Even Moshe, through his rightful anger–anger that was disconnected from the ego–nevertheless lost his connection to the Light of the Creator, lost his prophecy. Our anger, more often than not, stems from the ego. The fire of that anger that we feel is even worse than the fire of anger that Moshe awakened.

If Moshe could lose his prophecy, can we imagine the damage we do to ourselves every time we become angry? The Zohar says anger becomes internal to us, our soul, and burns up the Light we have, and any wisdom we have.

Moshe had received prophecy and wisdom. The anger he awakened burnt up his connection, his wisdom, his prophecy.
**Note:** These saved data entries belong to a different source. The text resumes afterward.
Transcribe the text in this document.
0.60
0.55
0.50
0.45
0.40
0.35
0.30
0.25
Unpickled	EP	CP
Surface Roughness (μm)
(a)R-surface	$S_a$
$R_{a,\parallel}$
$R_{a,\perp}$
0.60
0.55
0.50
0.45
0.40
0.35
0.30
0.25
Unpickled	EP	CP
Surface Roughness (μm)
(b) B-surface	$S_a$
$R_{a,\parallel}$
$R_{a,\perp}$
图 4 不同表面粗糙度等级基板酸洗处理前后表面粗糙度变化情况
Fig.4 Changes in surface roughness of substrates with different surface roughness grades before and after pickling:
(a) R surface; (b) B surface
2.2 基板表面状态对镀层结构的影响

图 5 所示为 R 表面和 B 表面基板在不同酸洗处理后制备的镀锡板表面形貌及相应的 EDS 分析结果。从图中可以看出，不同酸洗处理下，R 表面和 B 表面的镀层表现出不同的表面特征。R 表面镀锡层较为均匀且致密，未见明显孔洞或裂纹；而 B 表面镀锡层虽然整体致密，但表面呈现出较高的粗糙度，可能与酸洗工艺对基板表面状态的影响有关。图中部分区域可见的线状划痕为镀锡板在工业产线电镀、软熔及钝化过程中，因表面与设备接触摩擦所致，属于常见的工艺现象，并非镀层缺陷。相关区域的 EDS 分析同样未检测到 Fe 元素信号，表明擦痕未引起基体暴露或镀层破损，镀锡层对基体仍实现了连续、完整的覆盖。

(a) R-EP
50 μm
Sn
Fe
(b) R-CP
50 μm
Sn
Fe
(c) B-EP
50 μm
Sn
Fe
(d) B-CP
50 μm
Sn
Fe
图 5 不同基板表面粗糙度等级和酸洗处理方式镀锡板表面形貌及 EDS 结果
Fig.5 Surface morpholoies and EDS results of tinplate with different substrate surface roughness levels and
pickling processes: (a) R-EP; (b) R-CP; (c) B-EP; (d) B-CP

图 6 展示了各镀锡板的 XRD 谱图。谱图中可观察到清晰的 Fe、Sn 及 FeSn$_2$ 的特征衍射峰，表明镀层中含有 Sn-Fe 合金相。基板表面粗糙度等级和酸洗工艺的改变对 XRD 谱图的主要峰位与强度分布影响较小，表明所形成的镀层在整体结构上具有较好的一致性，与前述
One of the important ideas, especially in these three weeks, is the terrible danger of anger. Anger is one of the most negative actions because we bring it inside and it burns our connection to the wisdom and understanding that we have.

Wisdom is one thing; prophecy is another. What about the understanding we had? Anger burns that too. If we awaken anger, and allow it to come inside and burn, it will burn also the knowledge we have already gained. There are not any other actions we do that are as dangerous as anger.

In these three weeks, the damage we can do in anger, if a person does something in anger, the negative side takes it and uses that energy to damage that person. Anger is a terribly dangerous action. One of the gifts we want to understand on this Shabbat is a true understanding of the damage of anger.

The next time we feel rightful or unrightful anger, we have to ask, is this 5 or 10 seconds of anger worth the terrible disconnection, the terrible burst that will burn any Light, understanding or wisdom that I have?

We need to understand: anger burns. We cannot allow ourselves to feel anger. We must know we cannot afford to become angry. It will burn my connection, burn my understanding. I cannot be angry not because I care for the other person, but because I care for myself. I know the damage it will do to me, and I do not allow myself to become angry. Moshe had a reason to be angry. And his anger burnt his wisdom, prophecy, and connection.